As a self-described idea man, Jeff Bennett didn’t want to stop after creating one business.
He co-founded Grand Rapids-based national IT and engineering staffing firm OtterBase with his brother, Bill, from Bill’s spare bedroom at a time when Jeff Bennett and his now-wife, Meg, were living in low-income housing and surviving on credit cards.
From one local office launched in 1998, the firm expanded to seven more locations in Boston; Chicago; Detroit; Lansing; Los Angeles; Madison, Wisconsin; Minneapolis; and Nashville, Tennessee. OtterBase now has 100 employees and several hundred more contract workers across its eight locations.
After around seven years at OtterBase, Bennett started to feel what he calls “the entrepreneurial itch” all over again.
“I wasn’t interested in starting another business, per se, that would replace OtterBase. I was interested in something that would be audacious,” he said. “I’ve always been a very creative person, and I’ve always loved storytelling and coming up with ideas. (Television) is the kind of space that allows me to do that.”
Having an OtterBase office in Los Angeles and needing to travel there anyway, Bennett kicked off a chain reaction of networking and meeting television executives, including president of Showtime Networks, David Nevins.
“David is a friend and a mentor, and David introduced me to Andrew Glassman eight years ago,” Bennett said, referring to the founder of Glassman Media, a former television investigative journalist.
“Right away, Andrew and I realized there was creative chemistry and a lot of synergies between our respective goals in television and, so, a partnership ensued.”
Bennett said their work turned heads almost immediately.
“When I connected with Andrew Glassman and we struck up a partnership, right away, we started to have success,” he said. “A year later, we sold our first show to AMC, where I served as executive producer and host. It was a reality business series. It was called ‘The Bonus.’
“We sold that show to AMC and shot the pilot, but they did not order the series.”
For Glassman and Bennett, it was a setback, not a roadblock.
“It was an enormous learning experience. I went from stepping into Hollywood to being on set as an executive producer and host,” Bennett said.
Nearly four years later, after continuous work as chair of OtterBase and executive consultant to Glassman Media, working on 10-20 television concepts at any given time, Bennett had a moment of clarity.
“The idea for ‘The Wall’ started on a cocktail napkin about four years ago,” he said. “These things take a long time to mature.”
Starting with a “high-level concept” and an overview of the story, Bennett and Glassman produced a pilot, or presentation for the network, and NBC was intrigued. Over the next few years, the duo dove into every little detail, fleshing out the show’s design and game play.
After its December premiere, the show’s first 10 episodes aired weekly until Feb. 21, with ratings of between 4.5 million and 7 million viewers per episode.
“The Wall” is hosted and executive produced by TV personality Chris Hardwick; other executive producers include NBA player LeBron James, media personality Maverick Carter and Glassman. Bennett is co-owner of the format with James and others.
According to NBC, “‘The Wall’ offers a pair of teammates life-altering cash prizes. The rules are simple: Get a question correct and a green ball falls down the wall and adds the value of the slot to the players’ winning total. Miss a question and an ominous red ball falls and deducts the value from the team’s total. Teammates have to work together to build a huge cash prize.”

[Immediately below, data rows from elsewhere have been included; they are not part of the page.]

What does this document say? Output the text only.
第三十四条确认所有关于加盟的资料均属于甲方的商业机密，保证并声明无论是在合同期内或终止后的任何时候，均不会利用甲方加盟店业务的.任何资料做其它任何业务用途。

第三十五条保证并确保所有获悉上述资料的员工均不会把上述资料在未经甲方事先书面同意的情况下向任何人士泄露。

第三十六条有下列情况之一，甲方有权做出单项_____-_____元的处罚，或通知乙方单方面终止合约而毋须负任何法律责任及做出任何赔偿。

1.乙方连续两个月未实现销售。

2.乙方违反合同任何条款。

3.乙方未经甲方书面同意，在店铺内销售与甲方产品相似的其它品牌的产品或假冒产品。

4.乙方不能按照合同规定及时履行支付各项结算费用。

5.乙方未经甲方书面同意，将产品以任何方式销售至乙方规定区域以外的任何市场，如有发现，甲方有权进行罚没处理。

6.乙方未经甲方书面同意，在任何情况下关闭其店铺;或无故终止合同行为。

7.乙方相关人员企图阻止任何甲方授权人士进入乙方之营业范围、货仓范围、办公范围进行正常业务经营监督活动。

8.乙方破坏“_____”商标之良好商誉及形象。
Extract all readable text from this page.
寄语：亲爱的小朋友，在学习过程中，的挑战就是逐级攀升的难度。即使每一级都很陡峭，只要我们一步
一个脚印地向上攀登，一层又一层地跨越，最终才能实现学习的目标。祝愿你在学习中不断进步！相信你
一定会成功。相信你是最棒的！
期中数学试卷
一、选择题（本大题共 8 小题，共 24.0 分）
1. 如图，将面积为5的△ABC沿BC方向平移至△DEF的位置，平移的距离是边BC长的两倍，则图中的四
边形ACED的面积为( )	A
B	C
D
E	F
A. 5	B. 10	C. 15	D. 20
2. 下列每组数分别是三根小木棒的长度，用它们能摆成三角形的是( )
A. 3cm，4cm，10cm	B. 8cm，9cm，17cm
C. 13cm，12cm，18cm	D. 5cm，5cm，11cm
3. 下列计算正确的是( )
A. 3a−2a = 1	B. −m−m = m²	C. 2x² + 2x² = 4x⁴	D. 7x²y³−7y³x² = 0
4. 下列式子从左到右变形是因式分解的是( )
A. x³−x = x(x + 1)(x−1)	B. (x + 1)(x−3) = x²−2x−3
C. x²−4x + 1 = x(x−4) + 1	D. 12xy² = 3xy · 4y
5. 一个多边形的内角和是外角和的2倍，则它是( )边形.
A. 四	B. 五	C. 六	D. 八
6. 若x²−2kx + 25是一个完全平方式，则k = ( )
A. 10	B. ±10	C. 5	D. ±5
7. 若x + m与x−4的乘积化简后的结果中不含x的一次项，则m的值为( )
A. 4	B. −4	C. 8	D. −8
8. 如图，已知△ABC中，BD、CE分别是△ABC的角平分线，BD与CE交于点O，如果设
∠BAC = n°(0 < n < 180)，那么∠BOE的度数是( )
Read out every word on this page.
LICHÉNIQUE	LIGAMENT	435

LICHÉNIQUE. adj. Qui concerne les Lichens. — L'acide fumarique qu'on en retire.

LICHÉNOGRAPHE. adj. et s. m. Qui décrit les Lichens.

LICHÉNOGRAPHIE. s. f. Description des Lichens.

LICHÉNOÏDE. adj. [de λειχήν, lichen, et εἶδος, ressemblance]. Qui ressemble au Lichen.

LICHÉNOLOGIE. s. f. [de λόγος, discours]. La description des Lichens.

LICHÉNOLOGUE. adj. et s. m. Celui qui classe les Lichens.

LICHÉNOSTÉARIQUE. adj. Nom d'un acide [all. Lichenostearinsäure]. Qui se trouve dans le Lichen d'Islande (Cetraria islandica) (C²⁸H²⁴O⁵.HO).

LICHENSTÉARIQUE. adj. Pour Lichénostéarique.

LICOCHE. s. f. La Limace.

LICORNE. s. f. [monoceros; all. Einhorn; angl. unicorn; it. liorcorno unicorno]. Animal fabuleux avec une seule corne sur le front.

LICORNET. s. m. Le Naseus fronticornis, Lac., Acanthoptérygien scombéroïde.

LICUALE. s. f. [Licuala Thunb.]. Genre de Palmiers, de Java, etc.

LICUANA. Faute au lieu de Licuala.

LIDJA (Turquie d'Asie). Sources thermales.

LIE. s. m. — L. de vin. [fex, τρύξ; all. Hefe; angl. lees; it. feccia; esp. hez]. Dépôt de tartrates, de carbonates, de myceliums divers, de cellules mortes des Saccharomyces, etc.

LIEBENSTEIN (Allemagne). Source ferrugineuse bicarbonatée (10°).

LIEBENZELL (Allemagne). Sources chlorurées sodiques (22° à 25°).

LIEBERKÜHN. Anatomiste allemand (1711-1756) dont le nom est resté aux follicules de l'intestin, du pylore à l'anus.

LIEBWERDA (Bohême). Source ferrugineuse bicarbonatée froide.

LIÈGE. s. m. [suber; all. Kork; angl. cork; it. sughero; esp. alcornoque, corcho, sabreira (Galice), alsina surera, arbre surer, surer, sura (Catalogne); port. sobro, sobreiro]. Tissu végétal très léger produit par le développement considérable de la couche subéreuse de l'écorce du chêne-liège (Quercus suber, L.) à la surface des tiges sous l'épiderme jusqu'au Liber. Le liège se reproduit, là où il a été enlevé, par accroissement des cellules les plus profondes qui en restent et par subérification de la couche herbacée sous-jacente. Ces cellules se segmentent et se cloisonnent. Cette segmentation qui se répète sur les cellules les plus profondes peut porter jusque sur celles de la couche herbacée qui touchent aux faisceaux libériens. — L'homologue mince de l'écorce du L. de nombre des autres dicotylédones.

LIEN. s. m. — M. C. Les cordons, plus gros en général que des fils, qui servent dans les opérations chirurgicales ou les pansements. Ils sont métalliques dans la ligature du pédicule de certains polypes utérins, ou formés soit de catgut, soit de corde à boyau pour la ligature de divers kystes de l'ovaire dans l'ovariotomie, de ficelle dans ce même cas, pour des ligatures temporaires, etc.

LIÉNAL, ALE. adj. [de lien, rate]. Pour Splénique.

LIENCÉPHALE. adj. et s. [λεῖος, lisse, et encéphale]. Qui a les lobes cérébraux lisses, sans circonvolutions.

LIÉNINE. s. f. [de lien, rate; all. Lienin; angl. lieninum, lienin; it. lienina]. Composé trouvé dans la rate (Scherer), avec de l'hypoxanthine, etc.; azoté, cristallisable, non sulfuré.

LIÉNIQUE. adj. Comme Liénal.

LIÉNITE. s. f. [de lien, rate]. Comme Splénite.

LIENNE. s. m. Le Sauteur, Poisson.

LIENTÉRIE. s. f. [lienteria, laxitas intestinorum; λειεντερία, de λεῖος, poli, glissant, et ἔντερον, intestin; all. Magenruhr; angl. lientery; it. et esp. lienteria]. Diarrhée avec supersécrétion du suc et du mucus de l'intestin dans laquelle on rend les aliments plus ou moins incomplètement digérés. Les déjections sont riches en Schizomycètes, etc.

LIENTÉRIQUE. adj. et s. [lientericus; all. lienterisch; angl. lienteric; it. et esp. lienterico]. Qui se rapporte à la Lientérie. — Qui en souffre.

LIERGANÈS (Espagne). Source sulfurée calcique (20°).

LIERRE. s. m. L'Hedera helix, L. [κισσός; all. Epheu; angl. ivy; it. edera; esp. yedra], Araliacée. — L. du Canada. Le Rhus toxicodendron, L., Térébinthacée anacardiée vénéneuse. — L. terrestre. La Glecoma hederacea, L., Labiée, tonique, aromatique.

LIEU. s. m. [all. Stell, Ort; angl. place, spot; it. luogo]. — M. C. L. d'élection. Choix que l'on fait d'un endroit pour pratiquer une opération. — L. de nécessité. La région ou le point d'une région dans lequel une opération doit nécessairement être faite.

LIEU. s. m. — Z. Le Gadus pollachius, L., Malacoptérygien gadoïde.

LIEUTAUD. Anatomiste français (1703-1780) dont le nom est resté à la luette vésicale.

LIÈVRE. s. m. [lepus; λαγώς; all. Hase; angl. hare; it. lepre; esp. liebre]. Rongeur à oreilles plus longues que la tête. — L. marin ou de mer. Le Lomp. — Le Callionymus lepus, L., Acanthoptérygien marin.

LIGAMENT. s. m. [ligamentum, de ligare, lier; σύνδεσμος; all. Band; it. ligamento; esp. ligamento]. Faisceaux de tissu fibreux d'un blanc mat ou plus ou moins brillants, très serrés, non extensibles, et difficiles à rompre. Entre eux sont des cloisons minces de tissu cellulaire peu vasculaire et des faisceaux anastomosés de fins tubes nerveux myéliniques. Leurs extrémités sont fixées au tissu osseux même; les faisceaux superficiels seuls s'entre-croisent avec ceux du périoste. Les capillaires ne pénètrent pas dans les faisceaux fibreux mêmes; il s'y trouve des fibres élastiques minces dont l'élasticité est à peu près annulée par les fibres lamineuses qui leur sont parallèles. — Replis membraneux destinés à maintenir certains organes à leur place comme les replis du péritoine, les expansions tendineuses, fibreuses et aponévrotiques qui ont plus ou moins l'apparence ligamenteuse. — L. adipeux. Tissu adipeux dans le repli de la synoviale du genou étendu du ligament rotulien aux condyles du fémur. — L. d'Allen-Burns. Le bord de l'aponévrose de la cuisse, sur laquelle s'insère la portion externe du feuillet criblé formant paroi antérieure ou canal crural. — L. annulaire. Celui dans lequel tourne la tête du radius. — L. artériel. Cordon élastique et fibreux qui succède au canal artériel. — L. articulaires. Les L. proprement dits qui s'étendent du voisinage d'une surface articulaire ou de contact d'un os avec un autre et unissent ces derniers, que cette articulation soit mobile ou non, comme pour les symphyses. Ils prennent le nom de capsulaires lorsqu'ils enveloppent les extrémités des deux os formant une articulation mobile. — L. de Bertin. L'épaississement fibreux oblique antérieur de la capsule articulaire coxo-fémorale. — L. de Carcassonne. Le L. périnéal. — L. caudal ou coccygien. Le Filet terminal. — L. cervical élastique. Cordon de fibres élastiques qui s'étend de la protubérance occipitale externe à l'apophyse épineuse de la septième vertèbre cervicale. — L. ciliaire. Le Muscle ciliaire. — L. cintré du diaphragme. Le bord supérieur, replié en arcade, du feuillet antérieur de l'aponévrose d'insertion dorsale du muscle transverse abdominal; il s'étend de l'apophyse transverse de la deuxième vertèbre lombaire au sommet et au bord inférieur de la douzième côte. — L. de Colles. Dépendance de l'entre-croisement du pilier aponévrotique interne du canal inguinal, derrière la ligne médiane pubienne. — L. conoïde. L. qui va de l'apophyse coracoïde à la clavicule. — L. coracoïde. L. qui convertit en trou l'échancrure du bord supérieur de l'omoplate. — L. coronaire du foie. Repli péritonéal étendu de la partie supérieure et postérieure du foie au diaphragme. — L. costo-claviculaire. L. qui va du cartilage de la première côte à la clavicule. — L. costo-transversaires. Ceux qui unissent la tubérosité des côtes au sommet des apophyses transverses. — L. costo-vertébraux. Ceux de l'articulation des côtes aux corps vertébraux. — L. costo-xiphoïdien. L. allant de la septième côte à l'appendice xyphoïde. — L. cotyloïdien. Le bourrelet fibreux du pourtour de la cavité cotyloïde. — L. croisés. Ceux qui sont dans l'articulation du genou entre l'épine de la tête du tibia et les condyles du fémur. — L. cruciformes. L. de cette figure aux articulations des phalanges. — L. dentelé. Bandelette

The Wall is a four-story pegboard with the bottom divided into 15 slots marked with different dollar amounts, some of which increase in each of the show’s three rounds. Balls descend the board and land in the slots, determining the dollar amounts earned.
The potential top prize is $12,374,994. After the third question in Round 3, the host issues one of the teammates a contract they can sign or destroy, with that teammate in an isolation chamber backstage. If the teammate in isolation signs the contract, the pair takes a guaranteed payout. If the teammate destroys it, they take the payout they have accumulated throughout the game. The catch is the player in isolation does not know what that final payout amount is.
As owner of the format, Bennett said the long-term goal is to sell it around the world, and they have already started doing so.
“(TV channel) TF1 in France bought 49 episodes, and they just finished their first season,” he said. “They have their own host, producers and contestants.”
NBC also has ordered an additional 20 episodes.
“The real money is in international distribution,” Bennett said. “We’re hoping within a year or two, ‘The Wall’ will be simultaneously broadcast in 150 countries around the world.”
Ever the creative spirit, Bennett won’t stop with one TV show concept.
“Secrecy is important, so while I can’t provide specific details, I can tell you I’m working on shows in the game show arena, competition shows, reality shows, dating shows, shows in the wild like ‘Naked and Afraid,’ and business-based reality shows like ‘Undercover Boss.’”
Bennett is firm about his plans to stay in leadership at OtterBase while still working in the TV world.
“I’m really enjoying the excitement of the television business and having success there, but I enjoy experiencing that excitement from Grand Rapids,” he said.
“I joke that Grand Rapids is as close to L.A. as my wife will get in terms of living. For us, Grand Rapids is a suburb of L.A.; it’s a close as we’re going to get.”